Un « précédent juridique » pour rétablir la vérité
Selon Labidi Naaba, cette loi constitue un précédent historique dans deux sens précis :
Réparation historique : Elle permet de rétablir une vérité longtemps occultée et de corriger une injustice mémorielle.
Modèle continental : Elle trace un chemin que les autres nations africaines sont désormais invitées à suivre pour « redorer et rétablir la dignité de l’homme noir ».
« La lutte contre l’impérialisme ne doit pas être uniquement dans les slogans, elle est aussi mémorielle et historique », souligne l’analyste.
Au-delà de l’économie, une rupture mémorielle
L’analyste insiste sur la nécessité de sortir des discours purement politiques ou économiques pour s’attaquer aux racines de l’exploitation. La criminalisation de la colonisation est présentée comme un outil indispensable pour :
Non seulement dénoncer le système d’exploitation imposé par l’Occident impérialiste.
Éclairer la jeunesse africaine sur son propre passé.

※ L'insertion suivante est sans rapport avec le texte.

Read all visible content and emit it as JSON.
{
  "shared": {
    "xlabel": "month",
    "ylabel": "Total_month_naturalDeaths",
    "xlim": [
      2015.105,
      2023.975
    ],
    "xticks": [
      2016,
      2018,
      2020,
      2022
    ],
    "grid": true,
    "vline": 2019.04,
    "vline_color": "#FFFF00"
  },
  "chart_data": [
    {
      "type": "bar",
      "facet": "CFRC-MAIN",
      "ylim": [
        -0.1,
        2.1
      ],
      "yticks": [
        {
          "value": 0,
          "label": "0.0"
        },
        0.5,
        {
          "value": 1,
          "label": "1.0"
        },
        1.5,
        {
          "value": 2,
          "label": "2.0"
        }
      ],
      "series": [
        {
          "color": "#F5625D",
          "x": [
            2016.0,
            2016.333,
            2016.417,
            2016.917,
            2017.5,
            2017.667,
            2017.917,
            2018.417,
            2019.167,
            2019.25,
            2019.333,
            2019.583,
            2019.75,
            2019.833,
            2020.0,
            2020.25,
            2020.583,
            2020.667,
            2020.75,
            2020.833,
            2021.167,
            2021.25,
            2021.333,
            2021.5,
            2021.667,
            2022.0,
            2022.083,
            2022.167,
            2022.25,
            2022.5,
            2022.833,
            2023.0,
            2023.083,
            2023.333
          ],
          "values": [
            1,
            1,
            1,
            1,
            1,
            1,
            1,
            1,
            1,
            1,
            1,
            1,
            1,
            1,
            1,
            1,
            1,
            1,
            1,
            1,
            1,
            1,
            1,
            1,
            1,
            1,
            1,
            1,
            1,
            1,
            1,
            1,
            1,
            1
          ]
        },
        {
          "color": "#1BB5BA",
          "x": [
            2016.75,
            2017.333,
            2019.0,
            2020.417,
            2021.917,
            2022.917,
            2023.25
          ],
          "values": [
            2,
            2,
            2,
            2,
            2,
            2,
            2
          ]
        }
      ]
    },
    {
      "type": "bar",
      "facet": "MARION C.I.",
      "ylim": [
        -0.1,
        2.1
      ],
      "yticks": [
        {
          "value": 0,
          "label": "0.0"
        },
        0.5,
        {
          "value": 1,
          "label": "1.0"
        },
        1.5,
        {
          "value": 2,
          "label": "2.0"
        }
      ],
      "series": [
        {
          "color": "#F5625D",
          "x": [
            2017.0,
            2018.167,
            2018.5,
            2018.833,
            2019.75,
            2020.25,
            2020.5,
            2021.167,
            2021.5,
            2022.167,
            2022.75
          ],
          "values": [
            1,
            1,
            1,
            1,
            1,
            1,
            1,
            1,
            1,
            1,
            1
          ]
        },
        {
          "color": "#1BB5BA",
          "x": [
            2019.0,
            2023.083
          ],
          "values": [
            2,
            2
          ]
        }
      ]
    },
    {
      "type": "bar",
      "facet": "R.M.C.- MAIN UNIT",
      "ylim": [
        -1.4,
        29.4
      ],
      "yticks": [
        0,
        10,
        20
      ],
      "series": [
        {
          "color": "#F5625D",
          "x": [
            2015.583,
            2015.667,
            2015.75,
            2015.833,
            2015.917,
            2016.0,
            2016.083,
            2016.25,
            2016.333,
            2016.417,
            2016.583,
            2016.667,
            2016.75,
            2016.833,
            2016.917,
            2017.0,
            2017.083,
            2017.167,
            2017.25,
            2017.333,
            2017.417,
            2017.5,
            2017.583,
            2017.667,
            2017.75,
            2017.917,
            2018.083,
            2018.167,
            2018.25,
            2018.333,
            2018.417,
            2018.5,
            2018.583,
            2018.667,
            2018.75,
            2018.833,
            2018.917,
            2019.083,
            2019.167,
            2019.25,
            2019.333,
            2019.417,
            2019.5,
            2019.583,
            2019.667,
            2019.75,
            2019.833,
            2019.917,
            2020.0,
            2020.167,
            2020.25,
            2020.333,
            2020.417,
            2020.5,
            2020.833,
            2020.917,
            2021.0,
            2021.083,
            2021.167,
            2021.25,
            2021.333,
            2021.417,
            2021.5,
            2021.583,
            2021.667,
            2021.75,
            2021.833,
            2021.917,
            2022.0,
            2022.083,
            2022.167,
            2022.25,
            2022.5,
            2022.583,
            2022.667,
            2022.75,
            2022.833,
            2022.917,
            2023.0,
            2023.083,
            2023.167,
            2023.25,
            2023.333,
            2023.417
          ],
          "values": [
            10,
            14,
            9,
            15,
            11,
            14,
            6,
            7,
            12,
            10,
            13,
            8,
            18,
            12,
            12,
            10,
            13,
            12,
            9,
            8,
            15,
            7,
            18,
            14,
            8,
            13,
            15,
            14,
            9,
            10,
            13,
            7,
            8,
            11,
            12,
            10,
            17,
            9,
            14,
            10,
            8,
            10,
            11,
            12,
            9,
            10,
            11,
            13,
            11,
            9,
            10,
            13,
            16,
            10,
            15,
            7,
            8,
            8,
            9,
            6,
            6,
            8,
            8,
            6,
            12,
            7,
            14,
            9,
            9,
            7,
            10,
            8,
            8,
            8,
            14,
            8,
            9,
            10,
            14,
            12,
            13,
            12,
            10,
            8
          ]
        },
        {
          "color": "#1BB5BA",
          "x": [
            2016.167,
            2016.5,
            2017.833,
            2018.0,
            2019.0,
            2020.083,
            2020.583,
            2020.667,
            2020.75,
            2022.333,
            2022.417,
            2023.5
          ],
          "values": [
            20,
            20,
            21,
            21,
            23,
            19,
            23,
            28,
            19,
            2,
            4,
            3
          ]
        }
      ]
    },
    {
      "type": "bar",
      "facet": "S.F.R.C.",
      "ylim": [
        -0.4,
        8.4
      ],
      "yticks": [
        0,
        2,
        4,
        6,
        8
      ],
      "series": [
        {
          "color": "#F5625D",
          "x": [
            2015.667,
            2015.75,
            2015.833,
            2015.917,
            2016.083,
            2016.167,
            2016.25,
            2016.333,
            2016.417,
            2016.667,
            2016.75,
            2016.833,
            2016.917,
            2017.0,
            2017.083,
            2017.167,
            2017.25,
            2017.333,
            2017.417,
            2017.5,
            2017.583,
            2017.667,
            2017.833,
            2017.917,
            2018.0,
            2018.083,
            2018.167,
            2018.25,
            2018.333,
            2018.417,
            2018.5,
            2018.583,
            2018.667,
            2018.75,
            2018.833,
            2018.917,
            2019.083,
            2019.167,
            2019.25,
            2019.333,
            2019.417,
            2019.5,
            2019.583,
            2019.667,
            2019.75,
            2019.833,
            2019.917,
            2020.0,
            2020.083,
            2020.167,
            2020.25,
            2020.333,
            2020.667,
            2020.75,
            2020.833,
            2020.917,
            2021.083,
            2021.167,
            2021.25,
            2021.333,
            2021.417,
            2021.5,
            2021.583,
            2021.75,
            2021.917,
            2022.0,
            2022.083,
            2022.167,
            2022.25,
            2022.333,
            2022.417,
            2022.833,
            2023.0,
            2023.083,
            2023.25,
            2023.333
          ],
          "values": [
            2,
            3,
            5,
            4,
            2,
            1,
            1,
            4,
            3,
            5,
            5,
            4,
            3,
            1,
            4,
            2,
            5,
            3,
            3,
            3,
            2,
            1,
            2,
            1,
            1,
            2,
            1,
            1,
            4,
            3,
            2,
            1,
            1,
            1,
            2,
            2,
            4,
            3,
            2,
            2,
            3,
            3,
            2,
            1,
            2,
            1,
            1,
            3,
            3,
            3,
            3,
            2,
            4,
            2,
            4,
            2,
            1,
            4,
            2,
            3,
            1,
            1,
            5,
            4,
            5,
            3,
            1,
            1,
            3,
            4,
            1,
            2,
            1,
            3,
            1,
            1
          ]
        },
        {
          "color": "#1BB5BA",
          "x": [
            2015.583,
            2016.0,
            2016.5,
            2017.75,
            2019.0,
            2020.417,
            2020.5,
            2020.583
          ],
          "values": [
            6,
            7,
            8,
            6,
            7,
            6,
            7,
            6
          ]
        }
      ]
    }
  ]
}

Mais aussi, ériger une barrière contre les projets de continuité de cette exploitation.
L’AES en première ligne
Le message de Labidi Naaba s’adresse particulièrement aux pays de l’Alliance des États du Sahel (AES), notamment le Burkina Faso. Il appelle ces nations à emboîter le pas à l’Algérie pour matérialiser une rupture durable avec l’influence française. L’objectif final est de transformer la souveraineté, souvent proclamée, en une réalité juridique concrète et gravée dans la loi.
En s’attaquant au statut juridique de son passé colonial, l’Algérie ne fait pas que regarder en arrière ; elle fournit aux nations africaines un bouclier légal pour protéger leur avenir souverain.